Ever wondered who creates Taskmaster tasks? It's not Greg Davies
If you've watched Taskmaster, you know the setup: Greg Davies sits on his throne, judges the contestants, and awards points with the authority of a man who has been doing this since birth. It's natural to assume he's the mastermind behind the whole operation.
He isn't. The tasks — all of them — are created by Alex Horne.
How Taskmaster started
Alex Horne invented the entire concept. In 2009, he missed the Edinburgh Festival Fringe because he was looking after his newborn son. Jealous of his friend Tim Key winning a comedy award, he emailed 20 comedians and challenged them to complete monthly tasks in the run-up to the following year's festival.

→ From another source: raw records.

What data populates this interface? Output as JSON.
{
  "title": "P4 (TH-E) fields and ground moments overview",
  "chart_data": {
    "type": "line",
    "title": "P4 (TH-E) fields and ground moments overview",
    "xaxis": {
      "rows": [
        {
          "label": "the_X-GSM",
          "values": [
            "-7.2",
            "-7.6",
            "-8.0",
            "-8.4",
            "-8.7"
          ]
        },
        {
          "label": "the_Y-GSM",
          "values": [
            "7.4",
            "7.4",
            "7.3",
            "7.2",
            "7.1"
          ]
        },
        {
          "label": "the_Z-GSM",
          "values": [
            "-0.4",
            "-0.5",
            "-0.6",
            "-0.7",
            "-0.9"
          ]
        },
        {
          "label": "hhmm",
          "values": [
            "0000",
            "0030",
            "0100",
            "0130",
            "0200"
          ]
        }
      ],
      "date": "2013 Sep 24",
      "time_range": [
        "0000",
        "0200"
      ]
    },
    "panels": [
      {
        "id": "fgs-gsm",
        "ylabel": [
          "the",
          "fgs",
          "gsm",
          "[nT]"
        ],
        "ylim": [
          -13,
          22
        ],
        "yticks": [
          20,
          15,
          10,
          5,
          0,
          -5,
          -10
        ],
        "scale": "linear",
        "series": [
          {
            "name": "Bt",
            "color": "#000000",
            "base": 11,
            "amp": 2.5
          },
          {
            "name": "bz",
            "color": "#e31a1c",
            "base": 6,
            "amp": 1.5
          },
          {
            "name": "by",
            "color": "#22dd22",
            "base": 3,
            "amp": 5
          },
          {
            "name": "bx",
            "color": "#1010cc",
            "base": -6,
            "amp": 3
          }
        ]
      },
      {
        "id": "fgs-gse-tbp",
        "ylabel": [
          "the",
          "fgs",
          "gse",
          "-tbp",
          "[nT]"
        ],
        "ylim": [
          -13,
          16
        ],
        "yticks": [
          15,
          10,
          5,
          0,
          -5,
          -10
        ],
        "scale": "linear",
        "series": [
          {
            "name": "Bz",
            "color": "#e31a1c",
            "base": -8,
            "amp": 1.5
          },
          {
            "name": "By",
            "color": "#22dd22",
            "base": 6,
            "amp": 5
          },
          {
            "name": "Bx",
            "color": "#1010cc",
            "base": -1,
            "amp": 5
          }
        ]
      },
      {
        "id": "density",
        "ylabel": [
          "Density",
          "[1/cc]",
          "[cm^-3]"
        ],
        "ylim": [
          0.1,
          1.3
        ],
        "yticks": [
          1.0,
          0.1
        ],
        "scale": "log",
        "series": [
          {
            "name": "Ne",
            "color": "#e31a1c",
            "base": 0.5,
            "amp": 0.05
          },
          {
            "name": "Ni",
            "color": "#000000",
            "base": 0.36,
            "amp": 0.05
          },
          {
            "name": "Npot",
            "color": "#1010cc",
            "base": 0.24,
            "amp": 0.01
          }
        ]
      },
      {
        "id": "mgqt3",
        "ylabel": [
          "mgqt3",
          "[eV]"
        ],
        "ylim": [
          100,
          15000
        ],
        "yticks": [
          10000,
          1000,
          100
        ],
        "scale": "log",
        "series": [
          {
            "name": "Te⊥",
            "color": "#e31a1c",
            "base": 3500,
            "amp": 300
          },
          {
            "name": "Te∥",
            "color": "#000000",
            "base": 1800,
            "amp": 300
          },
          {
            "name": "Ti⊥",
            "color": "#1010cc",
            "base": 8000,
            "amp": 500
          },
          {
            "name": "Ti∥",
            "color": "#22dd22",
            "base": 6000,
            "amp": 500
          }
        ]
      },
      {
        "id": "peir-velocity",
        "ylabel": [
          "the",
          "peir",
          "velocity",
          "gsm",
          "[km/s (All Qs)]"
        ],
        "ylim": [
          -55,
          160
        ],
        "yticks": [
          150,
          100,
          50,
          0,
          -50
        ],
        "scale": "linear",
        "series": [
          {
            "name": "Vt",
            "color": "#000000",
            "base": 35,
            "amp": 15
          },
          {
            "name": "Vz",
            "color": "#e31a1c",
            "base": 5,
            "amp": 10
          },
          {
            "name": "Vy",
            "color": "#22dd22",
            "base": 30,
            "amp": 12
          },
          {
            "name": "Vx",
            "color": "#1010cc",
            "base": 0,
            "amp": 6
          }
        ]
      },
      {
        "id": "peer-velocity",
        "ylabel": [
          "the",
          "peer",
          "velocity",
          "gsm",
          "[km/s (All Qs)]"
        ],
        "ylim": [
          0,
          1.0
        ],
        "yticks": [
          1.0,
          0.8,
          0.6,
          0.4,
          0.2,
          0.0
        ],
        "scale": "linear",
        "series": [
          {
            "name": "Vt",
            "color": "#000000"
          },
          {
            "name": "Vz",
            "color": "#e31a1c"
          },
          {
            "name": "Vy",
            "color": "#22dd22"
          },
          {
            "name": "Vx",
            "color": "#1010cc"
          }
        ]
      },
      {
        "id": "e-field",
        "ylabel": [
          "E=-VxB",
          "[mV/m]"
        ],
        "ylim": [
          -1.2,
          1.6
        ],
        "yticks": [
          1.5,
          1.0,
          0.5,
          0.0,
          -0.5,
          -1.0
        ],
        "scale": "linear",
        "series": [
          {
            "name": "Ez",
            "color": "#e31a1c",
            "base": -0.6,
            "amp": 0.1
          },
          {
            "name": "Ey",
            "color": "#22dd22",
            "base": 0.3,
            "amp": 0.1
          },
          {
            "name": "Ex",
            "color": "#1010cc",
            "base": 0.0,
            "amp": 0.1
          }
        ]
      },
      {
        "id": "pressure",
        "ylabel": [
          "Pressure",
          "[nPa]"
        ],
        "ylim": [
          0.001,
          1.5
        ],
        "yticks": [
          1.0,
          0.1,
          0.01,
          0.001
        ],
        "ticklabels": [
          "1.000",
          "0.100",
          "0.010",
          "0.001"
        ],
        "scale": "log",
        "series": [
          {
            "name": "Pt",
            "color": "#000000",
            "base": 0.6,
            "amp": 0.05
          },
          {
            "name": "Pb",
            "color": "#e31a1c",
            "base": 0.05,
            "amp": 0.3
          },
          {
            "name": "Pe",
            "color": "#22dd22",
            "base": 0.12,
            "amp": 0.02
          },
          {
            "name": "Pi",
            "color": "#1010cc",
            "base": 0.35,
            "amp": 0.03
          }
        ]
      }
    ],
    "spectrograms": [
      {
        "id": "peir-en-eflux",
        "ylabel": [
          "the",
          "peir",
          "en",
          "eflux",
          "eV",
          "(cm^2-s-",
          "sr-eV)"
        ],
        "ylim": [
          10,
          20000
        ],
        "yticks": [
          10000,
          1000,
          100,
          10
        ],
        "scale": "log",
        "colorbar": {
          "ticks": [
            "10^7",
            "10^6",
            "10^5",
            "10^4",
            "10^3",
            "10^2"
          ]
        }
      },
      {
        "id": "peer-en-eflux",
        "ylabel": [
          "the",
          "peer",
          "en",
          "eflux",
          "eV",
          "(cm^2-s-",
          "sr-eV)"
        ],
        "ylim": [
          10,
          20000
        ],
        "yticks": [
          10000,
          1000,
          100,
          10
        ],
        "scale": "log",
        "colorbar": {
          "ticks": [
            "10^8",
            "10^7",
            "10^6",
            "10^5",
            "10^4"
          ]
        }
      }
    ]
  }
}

The first ever Taskmaster task? "Put as much money into my bank account — most money wins."
That live show evolved into the TV format that premiered on Dave in 2015 and moved to Channel 4 in 2020. As of 2026, there have been 21 series and over 200 episodes.
How Alex writes the tasks
Alex Horne is credited as the show's creator and serves as executive producer. He writes the tasks himself, and according to interviews with the British Comedy Guide, his creative process is disarmingly simple: he stares at a blank piece of paper until inspiration arrives.
The tasks are designed to be deliberately ambiguous. The wording leaves room for creative (or catastrophic) interpretation, which is where most of the comedy comes from. A task that says "make the best sandwich" doesn't specify what "best" means, and contestants' wildly different interpretations are what make the show work.
So what does Greg actually do?
Greg Davies was Alex Horne's first and only choice for the role. Davies spent 13 years as a secondary school teacher before becoming a comedian, and had already played a domineering head of year in The Inbetweeners. That natural authority is what the show needed — someone who could pass judgement on five comedians and make it feel simultaneously arbitrary and absolute.
Greg scores the tasks, presides over the studio segments, and provides the comedic counterweight to Alex's understated delivery. But when it comes to deciding what contestants actually have to do — that's all Alex.